J’ai débranché de Thierry Crouzet
martin | 5 février 2012 | 18:17Vous l’avez certainement aperçu en librairie ou peut-être avez-vous entendu son auteur, Thierry Crouzet en parler à la radio ou à la télé ces derniers temps.
Le livre “J’ai débranché” raconte les 6 mois de déconnexion volontaire de cet auteur et blogueur après une prise de conscience de son hyperactivité en ligne l’ayant mené à un séjour à l’hôpital après une crise d’angoisse, véritable déclencheur de sa prise de conscience.
Suite à cet épisode, il décide de lever le pied sur le Web, le blog, Twitter et de raccrocher de toutes ses activités en ligne le menant à un stress permanent tout en racontant son expérience.
Le livre qui est sous-titré “comment revivre sans internet après une overdose” est en quelque sorte un journal de thérapie, un journal de vie de ces 6 mois pendant lesquels, l’auteur redécouvre la vie de famille, les valeurs de la “vraie” vie, la vie réelle, loin des interactions en ligne certes intéressantes mais déphasées de la vie “vraie”.
Son expérience lui a fait prendre conscience de pas mal de choses sur lui-même, choses évidemment exportables à chacune et chacun d’entre nous comme par exemple, je cite que “la liberté politique n’a aucun sens si on ne gagne pas avant la liberté intérieure” et qu’il est donc important de se libérer intérieurement de toute entrave comme peuvent l’être les réseaux sociaux et le fait d’y être constamment attaché.
Le web comme modèle pour la politique
Au delà de l’expérience en elle-même, le livre aborde en effet un petit peu la politique, Crouzet étant un défenseur du “penser global, agir local” et convaincu, comme beaucoup d’acteurs du web je pense, l’étant moi-même, que le système politique actuel n’est plus efficace et qu’une autre grouvernance est possible à l’image de ce qui se fait sur le web, expliquant, je cite, que “si nous sommes tous irrationnels, nos représentants ne le sont pas moins que nous. En leur conférant le pouvoir, nous courons le risque d’amplifier leurs imperfections. Voilà pourquoi nous ne pouvons être gouvernés ni par eux ni par d’autres. Nous n’avons qu’une possibilité, gouverner tous ensemble pour que les forces des uns compensent les faiblesses des autres”

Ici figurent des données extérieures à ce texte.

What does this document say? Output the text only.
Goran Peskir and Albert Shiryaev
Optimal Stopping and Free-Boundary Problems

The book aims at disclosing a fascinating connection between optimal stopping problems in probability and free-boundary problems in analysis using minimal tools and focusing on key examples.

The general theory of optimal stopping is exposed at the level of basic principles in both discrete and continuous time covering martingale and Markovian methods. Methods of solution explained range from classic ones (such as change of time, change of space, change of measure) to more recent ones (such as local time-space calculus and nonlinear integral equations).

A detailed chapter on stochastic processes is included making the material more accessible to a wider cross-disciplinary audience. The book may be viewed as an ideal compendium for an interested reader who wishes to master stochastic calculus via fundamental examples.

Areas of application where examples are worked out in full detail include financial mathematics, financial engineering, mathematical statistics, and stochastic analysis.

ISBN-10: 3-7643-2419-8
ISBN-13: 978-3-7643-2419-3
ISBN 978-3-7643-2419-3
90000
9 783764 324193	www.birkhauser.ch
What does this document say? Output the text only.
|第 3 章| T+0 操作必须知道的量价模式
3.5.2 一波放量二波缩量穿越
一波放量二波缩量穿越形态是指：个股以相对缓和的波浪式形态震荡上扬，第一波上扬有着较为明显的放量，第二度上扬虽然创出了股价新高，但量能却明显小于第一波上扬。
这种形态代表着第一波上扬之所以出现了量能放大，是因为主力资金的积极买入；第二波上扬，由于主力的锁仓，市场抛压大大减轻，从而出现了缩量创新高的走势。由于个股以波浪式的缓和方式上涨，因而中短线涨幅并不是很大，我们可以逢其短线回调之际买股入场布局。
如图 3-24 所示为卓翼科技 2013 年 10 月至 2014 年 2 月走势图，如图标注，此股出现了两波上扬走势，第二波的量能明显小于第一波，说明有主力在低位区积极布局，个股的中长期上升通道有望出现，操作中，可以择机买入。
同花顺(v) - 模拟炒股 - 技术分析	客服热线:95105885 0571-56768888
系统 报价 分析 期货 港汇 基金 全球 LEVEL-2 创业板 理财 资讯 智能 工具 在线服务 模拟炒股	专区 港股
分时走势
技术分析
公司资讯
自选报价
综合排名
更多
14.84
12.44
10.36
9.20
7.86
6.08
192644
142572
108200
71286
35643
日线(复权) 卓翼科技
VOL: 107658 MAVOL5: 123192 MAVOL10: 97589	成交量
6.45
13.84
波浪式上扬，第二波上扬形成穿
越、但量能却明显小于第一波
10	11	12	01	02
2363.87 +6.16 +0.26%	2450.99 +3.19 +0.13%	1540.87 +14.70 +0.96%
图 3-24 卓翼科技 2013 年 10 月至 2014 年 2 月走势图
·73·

Il explique à la suite de cela que ce changement en cours avec les actions des indignés par exemple est compliqué à traiter pour les médias, le schéma habituel de l’action n’étant plus aussi clair pour eux : plus de chef désigné, pouvoir du groupe décentralisé et que donc la médiatisation de ces actions est très dure à comprendre et donc à traiter pour eux.
Un livre passionnant
A mes yeux, ce livre est intéressant à plusieurs niveaux. Tout d’abord pour ce qu’il évoque, l’hyperactivité en ligne, véritable fléau de notre époque à mes yeux. Etant moi-même hyperconnecté (et c’est peu de le dire…), j’avais l’impression de comprendre, pour la vivre constamment, l’introspection décrite par Thierry Crouzet sur son “addiction” passée.
De même, la quête de la reconnaissance, inhérente à chaque blogueur est un phénomène que je connais aussi très bien. En effet, pourquoi écrire si ce n’est pour partager, débattre, attendre les commentaires des lecteurs pour ensuite y répondre, débattre avec eux, revenir sur ses articles ? (les réactions sont malheureusement très souvent minimes pour ne pas dire inexistantes)
Thierry Crouzet décrit parfaitement cela et explique aussi que se déconnecter, c’est aussi se séparer de cette dose d’adrénaline de l’après publication d’un article, attendant les réponses, les retwitts, les débats et motivant toute personne écrivant en ligne, se désintoxiquer de cette “drogue”.
L’auteur en érudit du Web
Cet ouvrage est également passionnant car même s’il déconnecte, l’auteur en observateur expert du web exprime, avec son érudition impressionnante de recul sur Internet et son fonctionnement, l’avènement d’une nouvelle conscience collective qu’il qualifie d’“être réseau”, prolongement de notre propre conscience sur le Web au travers des autres, partageant nos idées, ces dernières grandissant du contact et des échanges avec les autres.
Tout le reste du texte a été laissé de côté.